Les détails donnés sont donc exacts. Pour Zindler, les histoires en question n’avaient probablement aucun rapport à l’origine avec Jesus mais face à la montée du christianisme elles ont été récupérées et utilisées pour répondre à la polémique chrétienne puis se sont enrichies de nouveaux détails inventés au fil du temps.

On sait que dès le deuxième siècle, d’après Origène, les Juifs affirmaient que Jesus était le fils d’une Myriam et d’un soldat romain appelé Pandera. Par la suite la confusion a donné naissance aux célèbres Toldot Yeshu, une sorte de réponse juive parodique aux Evangiles.

La thèse de Zindler est intéressante : le christianisme résulterait de la conjonction de diverses sectes hérétiques de Juifs hellénisés inspirés par le Gnosticisme et serait apparu en dehors d’Israël.

Jesus était une sorte de figure spirituelle mystique sans incarnation réelle et les apôtres eux-mêmes n’auraient jamais existé.

Ce qui explique comment l’Eglise a pu s’étendre si rapidement et se déchirer en sectes schismatiques presque dès le début – ces églises étaient déjà là avant.

Dans sa théorie, les judéo-chrétiens, ceux qui cherchaient à concilier Judaisme et croyance en Jesus vu comme un prophète et messie mais pas comme le fils incarné de Dieu, ne représenteraient pas la forme originelle du christianisme comme on le pense en général mais au contraire une dérive tardive.

Après tout, il existe aujourd’hui des groupes de ce type dits « Juifs messianiques » – qui sont entièrement chrétiens comme leur nom ne l’indique pas – et ils sont effectivement très récents.

Zindler semble négliger dans son analyse l’existence à l’époque d’un fort courant de Judaisants, des païens attirés par le Judaisme et qui en imitaient certaines pratiques.

Il est indéniable que ces Judaisants ont été le terreau fertile sur lequel le christianisme a pu se développer à ses débuts, et si on suit la thèse de Zindler, il serait plus logique de voir en eux les créateurs du christianisme que des Juifs hellénisés.
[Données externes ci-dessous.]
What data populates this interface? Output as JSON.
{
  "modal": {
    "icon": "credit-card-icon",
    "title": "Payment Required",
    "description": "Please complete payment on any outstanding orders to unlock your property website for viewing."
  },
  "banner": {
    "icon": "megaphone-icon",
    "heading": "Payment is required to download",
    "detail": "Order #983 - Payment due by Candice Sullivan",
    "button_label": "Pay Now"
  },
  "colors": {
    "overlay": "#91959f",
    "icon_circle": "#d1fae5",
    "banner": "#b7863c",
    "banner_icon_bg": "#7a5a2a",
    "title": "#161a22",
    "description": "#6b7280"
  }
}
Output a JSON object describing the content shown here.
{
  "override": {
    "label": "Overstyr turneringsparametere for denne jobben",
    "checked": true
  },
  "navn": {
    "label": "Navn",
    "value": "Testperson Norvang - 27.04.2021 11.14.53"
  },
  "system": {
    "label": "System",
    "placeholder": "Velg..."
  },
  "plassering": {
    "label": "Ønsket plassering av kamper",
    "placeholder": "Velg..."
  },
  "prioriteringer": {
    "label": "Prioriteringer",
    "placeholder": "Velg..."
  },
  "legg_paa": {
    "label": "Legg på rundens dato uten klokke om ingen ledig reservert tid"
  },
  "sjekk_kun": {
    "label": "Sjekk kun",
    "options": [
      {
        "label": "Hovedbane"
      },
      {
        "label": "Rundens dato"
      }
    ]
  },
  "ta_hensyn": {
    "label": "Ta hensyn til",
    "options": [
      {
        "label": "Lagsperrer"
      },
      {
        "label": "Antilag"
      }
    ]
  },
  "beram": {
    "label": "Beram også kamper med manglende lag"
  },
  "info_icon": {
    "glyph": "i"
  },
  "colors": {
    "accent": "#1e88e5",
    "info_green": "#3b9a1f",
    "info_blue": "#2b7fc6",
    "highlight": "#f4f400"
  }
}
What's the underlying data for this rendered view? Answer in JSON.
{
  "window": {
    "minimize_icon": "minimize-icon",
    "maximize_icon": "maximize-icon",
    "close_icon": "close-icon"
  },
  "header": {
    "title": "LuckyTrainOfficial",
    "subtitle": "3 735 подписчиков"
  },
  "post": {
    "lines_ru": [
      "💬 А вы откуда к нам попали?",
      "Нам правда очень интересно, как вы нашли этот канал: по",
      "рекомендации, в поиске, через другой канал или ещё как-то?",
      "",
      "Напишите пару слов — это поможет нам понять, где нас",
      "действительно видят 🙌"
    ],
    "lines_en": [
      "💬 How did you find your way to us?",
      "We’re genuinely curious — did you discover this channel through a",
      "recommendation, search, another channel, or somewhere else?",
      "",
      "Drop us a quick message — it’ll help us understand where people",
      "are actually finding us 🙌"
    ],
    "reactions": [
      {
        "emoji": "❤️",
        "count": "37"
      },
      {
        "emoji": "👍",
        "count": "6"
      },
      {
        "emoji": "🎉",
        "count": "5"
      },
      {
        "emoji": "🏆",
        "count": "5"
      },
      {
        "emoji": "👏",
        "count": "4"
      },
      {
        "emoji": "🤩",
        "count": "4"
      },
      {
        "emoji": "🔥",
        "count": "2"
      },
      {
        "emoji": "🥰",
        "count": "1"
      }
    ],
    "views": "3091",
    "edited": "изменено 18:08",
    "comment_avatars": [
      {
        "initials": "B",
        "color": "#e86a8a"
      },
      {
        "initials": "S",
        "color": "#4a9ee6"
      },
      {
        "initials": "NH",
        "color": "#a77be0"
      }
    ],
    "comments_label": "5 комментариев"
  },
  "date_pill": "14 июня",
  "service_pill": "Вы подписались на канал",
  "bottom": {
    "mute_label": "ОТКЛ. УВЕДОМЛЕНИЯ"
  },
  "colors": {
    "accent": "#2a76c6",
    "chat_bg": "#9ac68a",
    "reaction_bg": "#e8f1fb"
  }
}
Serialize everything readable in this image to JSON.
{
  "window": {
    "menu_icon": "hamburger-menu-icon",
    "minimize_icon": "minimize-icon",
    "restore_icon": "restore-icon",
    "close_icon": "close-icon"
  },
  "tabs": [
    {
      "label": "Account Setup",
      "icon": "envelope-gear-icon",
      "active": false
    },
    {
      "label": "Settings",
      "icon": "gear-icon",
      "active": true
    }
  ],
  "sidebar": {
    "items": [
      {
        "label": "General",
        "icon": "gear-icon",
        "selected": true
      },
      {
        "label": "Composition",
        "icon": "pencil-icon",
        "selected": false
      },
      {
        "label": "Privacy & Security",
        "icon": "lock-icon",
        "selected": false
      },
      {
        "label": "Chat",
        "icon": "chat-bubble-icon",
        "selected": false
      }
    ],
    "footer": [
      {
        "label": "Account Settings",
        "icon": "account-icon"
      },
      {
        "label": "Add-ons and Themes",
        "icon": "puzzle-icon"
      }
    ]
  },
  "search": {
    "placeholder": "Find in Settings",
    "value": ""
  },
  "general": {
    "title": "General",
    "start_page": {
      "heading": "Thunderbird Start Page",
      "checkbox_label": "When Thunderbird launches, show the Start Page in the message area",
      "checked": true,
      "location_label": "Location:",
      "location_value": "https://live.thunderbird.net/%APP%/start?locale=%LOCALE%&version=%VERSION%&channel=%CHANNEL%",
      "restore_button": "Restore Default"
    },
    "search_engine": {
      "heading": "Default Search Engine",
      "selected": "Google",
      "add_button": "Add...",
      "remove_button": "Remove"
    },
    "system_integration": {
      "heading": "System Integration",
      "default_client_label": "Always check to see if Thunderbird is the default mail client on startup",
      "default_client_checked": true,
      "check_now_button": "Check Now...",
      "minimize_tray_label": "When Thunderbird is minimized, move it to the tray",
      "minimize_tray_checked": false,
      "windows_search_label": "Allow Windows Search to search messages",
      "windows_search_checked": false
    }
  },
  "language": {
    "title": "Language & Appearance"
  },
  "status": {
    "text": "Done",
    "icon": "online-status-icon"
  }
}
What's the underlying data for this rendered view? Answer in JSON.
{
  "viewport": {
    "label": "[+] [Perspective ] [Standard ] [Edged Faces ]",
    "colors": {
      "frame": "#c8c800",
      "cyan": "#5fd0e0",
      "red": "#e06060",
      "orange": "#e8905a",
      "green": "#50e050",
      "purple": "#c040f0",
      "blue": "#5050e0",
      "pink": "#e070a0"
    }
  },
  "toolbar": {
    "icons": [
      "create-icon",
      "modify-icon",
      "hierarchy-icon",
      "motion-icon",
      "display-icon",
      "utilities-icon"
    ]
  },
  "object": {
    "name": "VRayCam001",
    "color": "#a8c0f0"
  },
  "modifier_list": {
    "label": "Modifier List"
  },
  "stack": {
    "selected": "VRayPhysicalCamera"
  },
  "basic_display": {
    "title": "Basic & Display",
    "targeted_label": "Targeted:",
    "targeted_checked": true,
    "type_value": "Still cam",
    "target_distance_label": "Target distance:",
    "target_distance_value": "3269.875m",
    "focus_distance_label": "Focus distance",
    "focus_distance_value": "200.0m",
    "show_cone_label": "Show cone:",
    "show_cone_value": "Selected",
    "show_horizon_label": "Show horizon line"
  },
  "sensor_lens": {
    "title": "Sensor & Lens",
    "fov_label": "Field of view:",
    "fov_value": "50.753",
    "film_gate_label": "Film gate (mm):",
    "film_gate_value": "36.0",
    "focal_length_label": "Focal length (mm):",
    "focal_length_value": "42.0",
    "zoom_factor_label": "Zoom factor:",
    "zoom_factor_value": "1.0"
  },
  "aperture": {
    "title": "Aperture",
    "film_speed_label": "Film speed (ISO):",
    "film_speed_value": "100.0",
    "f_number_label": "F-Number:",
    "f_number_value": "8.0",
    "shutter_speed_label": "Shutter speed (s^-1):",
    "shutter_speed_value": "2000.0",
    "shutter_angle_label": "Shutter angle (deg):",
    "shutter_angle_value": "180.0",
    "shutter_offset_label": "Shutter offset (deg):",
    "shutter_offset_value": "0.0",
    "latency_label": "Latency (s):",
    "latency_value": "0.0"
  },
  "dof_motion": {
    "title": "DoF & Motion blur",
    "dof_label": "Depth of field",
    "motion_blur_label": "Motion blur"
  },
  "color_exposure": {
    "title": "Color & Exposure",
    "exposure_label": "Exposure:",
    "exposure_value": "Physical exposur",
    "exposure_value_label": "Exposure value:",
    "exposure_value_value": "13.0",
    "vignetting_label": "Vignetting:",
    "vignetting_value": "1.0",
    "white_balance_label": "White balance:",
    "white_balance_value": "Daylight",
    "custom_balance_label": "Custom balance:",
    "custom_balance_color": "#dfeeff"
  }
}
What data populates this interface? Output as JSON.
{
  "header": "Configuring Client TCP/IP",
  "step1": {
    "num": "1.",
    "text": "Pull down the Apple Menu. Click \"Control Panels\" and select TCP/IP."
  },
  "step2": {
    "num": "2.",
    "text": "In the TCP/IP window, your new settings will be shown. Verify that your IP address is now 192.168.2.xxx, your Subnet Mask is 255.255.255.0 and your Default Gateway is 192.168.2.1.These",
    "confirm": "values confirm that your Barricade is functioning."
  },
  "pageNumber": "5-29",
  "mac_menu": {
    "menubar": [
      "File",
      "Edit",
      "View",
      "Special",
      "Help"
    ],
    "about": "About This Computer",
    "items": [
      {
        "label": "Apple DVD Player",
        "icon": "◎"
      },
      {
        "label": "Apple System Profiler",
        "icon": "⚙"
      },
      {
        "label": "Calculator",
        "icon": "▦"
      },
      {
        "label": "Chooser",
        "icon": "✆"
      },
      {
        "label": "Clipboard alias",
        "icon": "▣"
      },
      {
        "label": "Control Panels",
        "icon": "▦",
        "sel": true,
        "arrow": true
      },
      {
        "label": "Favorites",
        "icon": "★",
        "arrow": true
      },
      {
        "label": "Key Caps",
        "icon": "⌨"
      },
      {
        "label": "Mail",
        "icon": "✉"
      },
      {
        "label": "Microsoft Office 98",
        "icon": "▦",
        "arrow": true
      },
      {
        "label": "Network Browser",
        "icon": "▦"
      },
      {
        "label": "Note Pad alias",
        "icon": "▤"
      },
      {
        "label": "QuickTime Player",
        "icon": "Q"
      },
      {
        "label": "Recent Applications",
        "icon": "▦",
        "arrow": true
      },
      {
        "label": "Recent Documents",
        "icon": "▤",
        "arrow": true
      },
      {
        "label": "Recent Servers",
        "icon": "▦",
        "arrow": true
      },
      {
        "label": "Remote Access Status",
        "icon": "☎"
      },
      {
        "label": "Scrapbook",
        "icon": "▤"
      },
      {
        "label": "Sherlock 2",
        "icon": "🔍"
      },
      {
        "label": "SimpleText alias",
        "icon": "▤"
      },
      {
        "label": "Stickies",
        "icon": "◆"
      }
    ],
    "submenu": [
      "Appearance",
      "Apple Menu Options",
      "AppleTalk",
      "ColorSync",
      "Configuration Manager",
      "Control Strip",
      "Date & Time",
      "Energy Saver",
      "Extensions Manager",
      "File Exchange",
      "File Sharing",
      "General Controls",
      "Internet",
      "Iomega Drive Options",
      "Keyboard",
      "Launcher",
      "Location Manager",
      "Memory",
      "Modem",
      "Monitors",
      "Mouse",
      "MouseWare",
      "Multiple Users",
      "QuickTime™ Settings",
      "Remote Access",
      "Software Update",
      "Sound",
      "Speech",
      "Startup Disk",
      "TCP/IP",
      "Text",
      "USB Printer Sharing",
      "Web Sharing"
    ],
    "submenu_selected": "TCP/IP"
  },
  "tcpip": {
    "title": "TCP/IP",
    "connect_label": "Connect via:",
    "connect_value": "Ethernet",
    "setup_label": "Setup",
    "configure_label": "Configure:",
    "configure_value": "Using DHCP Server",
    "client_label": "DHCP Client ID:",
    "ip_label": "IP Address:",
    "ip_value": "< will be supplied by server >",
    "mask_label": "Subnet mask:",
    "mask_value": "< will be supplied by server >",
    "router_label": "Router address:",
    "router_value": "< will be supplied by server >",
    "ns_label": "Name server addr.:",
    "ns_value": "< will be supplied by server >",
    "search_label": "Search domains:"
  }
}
Mais il existe une autre possibilité, évoquée notamment par de nombreux sages de notre tradition comme le Ramban : que le Ben Panthera qui vivait un siècle avant Jesus soit le véritable Jesus historique.

Certains historiens comme G. R. S. Mead en 1903 ou Alvar Ellegard en 1999 ont notamment émit l’hypothèse, en analysant les Evangiles, que Jesus vivait un siècle avant lui-même.

Toutes ces théories sont intéressantes mais il faut se rappeler qu’ill s’agit entièrement de conjectures qui ne reposent sur aucune preuve concrète.

A moins que les archéologues ne découvrent de nouveaux artefacts irréfutables, il sera impossible de savoir ce qui s’est vraiment passé et chacun continuera à croire ce qui lui plait.